Convivi com alguns amigos publicitários e em diálogos corriqueiros aprendi coisas sobre marketing. Sérgio parecia com eles.
- Por falar nisso, vocês encontraram Cauã? – Perguntei.
-Infelizmente não. Mas sei que ele está muito bem... Meu Cauãzinho andou utilizando o cartão de crédito para fazer algumas comprinhas hoje pela manhã, essa é a confirmação de que nada de mal ocorreu a ele. – Mantinha o sorriso no rosto. – À propósito, perdoe minha mulher pela ligação mal educada. Ela agiu sob forte emoção e não me consultou antes.
“Onde vamos parar com esse seu joguinho?” perguntei a mim mesmo.
- Johnny... Acredito muito que você é um rapaz brilhante, tem potencial para ganhar o mundo, ser bem sucedido. Por isso, hoje eu trouxe algumas propostas para você.
Sérgio abriu a maleta. Dentro dela havia alguns papéis e uma case de couro a qual abrigava um tablet. Ele ligou o aparelho.

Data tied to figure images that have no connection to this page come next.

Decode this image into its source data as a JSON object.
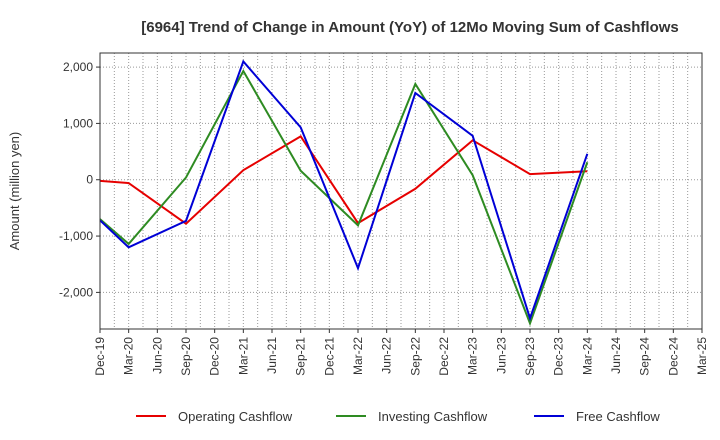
{
  "chart_data": {
    "type": "line",
    "title": "[6964]  Trend of Change in Amount (YoY) of 12Mo Moving Sum of Cashflows",
    "xlabel": "",
    "ylabel": "Amount (million yen)",
    "ylim": [
      -2650,
      2250
    ],
    "yticks": [
      -2000,
      -1000,
      0,
      1000,
      2000
    ],
    "ytick_labels": [
      "-2,000",
      "-1,000",
      "0",
      "1,000",
      "2,000"
    ],
    "categories": [
      "Dec-19",
      "Mar-20",
      "Jun-20",
      "Sep-20",
      "Dec-20",
      "Mar-21",
      "Jun-21",
      "Sep-21",
      "Dec-21",
      "Mar-22",
      "Jun-22",
      "Sep-22",
      "Dec-22",
      "Mar-23",
      "Jun-23",
      "Sep-23",
      "Dec-23",
      "Mar-24",
      "Jun-24",
      "Sep-24",
      "Dec-24",
      "Mar-25"
    ],
    "grid": true,
    "legend_position": "bottom",
    "series": [
      {
        "name": "Operating Cashflow",
        "color": "#e60000",
        "points": [
          {
            "x": "Dec-19",
            "y": -20
          },
          {
            "x": "Mar-20",
            "y": -60
          },
          {
            "x": "Sep-20",
            "y": -780
          },
          {
            "x": "Mar-21",
            "y": 170
          },
          {
            "x": "Sep-21",
            "y": 770
          },
          {
            "x": "Mar-22",
            "y": -770
          },
          {
            "x": "Sep-22",
            "y": -160
          },
          {
            "x": "Mar-23",
            "y": 700
          },
          {
            "x": "Sep-23",
            "y": 100
          },
          {
            "x": "Mar-24",
            "y": 150
          }
        ]
      },
      {
        "name": "Investing Cashflow",
        "color": "#2e8b22",
        "points": [
          {
            "x": "Dec-19",
            "y": -700
          },
          {
            "x": "Mar-20",
            "y": -1140
          },
          {
            "x": "Sep-20",
            "y": 40
          },
          {
            "x": "Mar-21",
            "y": 1930
          },
          {
            "x": "Sep-21",
            "y": 160
          },
          {
            "x": "Mar-22",
            "y": -810
          },
          {
            "x": "Sep-22",
            "y": 1700
          },
          {
            "x": "Mar-23",
            "y": 80
          },
          {
            "x": "Sep-23",
            "y": -2550
          },
          {
            "x": "Mar-24",
            "y": 310
          }
        ]
      },
      {
        "name": "Free Cashflow",
        "color": "#0000d6",
        "points": [
          {
            "x": "Dec-19",
            "y": -720
          },
          {
            "x": "Mar-20",
            "y": -1200
          },
          {
            "x": "Sep-20",
            "y": -730
          },
          {
            "x": "Mar-21",
            "y": 2100
          },
          {
            "x": "Sep-21",
            "y": 930
          },
          {
            "x": "Mar-22",
            "y": -1570
          },
          {
            "x": "Sep-22",
            "y": 1540
          },
          {
            "x": "Mar-23",
            "y": 780
          },
          {
            "x": "Sep-23",
            "y": -2460
          },
          {
            "x": "Mar-24",
            "y": 460
          }
        ]
      }
    ]
  }
}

-Vejamos bem... Está vendo esse imóvel?
Ele virou a tela para mim, com a imagem de um sobrado na cor mostarda.
- Esta é uma casa maravilhosa situada na Avenida John Boyd Dunlop. Como você sabe, esse é um dos locais mais movimentados da cidade. Com fácil acesso ao shopping Bandeiras, Hospital e Universidade PUC Campinas.
“O que esse louco está fazendo? Acabaram os clientes e ele está tentando vender os imóveis para mim?” Imaginei.
- Uma ótima aquisição minha, entretanto estou sem receber inquilinos há cinco meses lá. Então, estive pensando muito e cheguei a conclusão de que seria bom ter alguém que ocupasse o local. Você se interessaria?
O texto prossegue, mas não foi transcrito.